2. Extension to maternity leave in Hong Kong could take years

Chief executive Carrie Lam has announced proposals to extend maternity and paternity leave, but it could be years before new mums, in particular, benefit from any changes. Current government guidelines dictate that statutory maternity leave entitlement for pregnant female employees in Hong Kong is 10 weeks, but campaigners have been calling for it to be increased to the international standard of 14 weeks. Paternity leave looks set to rise from three days to five.

3. Employees value more than just money in the UAE

The standardisation of employee health cover in the UAE has meant that organisations now need to offer something a bit different if they want to stand out, according to MetLife’s 2017 Employee Benefit Trends Study. Some of the most appealing employee benefits were dental and optical cover, medical discount cards for family and a retirement or pension plan.

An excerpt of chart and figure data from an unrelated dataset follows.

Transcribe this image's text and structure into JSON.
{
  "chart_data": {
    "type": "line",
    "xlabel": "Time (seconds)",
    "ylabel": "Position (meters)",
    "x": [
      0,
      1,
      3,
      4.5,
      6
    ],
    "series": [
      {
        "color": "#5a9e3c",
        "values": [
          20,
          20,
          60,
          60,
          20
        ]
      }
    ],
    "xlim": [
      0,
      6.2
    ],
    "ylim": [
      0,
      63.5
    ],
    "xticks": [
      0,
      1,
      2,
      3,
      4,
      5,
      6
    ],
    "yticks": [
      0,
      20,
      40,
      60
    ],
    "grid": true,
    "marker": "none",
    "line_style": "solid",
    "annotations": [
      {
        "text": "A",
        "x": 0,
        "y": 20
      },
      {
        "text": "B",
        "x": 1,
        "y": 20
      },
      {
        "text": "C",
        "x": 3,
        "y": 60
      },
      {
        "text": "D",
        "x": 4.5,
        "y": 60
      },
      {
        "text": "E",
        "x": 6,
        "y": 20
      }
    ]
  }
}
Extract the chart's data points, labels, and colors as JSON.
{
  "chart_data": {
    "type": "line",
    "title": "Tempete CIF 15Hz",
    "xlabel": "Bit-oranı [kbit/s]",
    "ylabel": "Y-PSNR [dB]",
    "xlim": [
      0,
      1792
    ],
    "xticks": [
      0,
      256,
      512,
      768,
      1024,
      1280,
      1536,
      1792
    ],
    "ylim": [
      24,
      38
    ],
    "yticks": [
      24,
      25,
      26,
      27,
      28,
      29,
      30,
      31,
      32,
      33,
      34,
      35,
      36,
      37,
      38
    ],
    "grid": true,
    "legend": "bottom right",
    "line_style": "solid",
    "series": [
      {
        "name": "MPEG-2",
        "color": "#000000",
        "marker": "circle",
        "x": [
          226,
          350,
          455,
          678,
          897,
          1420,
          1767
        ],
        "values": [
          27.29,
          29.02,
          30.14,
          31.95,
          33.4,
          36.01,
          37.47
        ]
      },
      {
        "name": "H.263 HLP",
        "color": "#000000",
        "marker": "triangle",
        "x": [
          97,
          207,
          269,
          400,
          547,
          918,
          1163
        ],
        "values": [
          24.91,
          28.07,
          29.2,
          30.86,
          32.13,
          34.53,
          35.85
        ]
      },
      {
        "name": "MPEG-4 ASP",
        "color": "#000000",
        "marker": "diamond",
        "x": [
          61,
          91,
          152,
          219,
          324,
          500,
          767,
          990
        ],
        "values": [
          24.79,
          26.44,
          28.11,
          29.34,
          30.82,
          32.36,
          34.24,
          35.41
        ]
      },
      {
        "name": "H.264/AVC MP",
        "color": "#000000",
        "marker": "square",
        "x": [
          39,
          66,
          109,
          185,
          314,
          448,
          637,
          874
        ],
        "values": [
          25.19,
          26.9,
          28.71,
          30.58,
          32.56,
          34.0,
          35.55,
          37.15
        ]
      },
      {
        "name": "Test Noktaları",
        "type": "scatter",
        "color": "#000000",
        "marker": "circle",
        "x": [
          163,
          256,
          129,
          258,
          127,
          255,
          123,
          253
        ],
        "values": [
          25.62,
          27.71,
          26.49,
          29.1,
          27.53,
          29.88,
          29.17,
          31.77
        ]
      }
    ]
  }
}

4. Singapore businesses urged not to rely on foreign labour

The city-state’s Ministry of Manpower has said it is keen to make sure that employers consider Singaporeans fairly for local jobs when recruiting. There are currently nearly 300 companies on its Fair Consideration Framework Watchlist, which it introduced last year for companies not giving local workers a fair shot.

5. More vocational courses at UAE universities

Graduates of universities in the UAE are missing out on vocational training, according to education experts at a recent Higher Education Forum, who questioned whether students were being adequately prepared for the world of work. Speakers reported that graduates wanted a 'better student experience', 'stronger industry links' and a 'fully digital environment'.